How do you know if lobster is overcooked?
Overcooked lobster will be rubbery and chewy, which is a sure-fire way to ruin the impact of this indulgent soup, so take care not to overdo the meat. As the lobster in this recipe is already pre-cooked, avoid high heats or too much time in the pan – the goal is to make the meat warm throughout and help it take on the flavours of the broth.


20 g
Yellow onion, chopped
500 ml
Concentrated lobster stock
2 tbsp
Chicken stock
200 ml
Mild paprika
1 tsp
Double cream
200 ml
Sea salt
1 tsp
Freshly ground pepper
1 pinch
Lobster meat or lobster tails, cooked
175 g
Cooked prawns, peeled
100 g
Sour cream, 38%
150 ml
Salmon roe
50 g
For serving
Rustic bread, toasted
150 g

A rich flavour

Lobster bisque has been enjoyed in all its creamy glory since the 1600s when it first appeared in France. Likely a dish originally created by fishermen to use whatever catch they had each day, the type of shellfish it contained has varied over the years, but by the 1950s lobster was firmly established as the most glorious of options.

Dress to impress

This lobster soup is a kinder option for your guests as it doesn’t involve removing meat from any awkward parts of the tricky crustacean, such as the claws, which require a specific technique to make the most. For that reason, when eating a whole lobster, it is wise to wear a special bib as the need to crack the shell and dig deep to unlock the tastiest flesh is a guaranteed way to make a mess!

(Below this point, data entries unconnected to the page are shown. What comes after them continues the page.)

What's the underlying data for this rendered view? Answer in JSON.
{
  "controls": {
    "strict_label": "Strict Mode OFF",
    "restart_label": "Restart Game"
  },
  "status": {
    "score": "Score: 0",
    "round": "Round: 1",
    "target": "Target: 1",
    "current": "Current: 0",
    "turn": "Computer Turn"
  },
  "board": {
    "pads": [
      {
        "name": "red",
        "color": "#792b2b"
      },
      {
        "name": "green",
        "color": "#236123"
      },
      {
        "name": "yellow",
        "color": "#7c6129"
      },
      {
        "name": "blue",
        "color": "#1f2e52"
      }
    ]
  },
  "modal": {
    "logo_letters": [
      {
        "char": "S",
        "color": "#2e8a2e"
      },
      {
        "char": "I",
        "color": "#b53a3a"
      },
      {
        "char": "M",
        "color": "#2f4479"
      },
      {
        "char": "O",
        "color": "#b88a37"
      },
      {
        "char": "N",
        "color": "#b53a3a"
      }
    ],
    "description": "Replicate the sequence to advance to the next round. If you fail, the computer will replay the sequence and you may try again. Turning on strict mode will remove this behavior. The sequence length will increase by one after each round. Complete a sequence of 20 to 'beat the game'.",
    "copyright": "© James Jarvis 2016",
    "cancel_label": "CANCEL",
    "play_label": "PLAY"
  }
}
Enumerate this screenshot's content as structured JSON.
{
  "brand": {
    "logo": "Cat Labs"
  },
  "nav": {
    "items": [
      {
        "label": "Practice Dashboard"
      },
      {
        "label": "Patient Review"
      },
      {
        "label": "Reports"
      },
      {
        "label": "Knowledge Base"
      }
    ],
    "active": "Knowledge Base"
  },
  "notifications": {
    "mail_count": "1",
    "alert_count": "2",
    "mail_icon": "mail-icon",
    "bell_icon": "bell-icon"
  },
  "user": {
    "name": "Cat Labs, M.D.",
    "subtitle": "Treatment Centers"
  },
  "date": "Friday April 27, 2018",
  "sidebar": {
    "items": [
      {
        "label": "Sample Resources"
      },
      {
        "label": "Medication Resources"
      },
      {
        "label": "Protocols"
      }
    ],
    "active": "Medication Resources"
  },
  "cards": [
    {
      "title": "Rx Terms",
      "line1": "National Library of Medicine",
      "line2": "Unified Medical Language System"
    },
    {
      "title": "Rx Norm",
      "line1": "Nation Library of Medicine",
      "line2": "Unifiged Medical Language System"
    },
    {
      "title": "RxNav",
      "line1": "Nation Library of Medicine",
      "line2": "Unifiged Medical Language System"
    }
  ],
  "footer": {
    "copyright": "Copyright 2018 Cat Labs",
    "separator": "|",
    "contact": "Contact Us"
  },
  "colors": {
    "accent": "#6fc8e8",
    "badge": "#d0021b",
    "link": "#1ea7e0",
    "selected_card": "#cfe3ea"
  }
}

A lasting taste: how to store lobster soup

The best way to store your lobster soup is to allow it to cool then keep in an airtight container in the fridge. Doing so should extend the soup’s life by two or three days. Keeping in mind that this recipe only takes 30 minutes to make however and uses lobster meat that has already been cooked, we highly recommend you prepare it from scratch when possible to take advantage of the freshest flavour.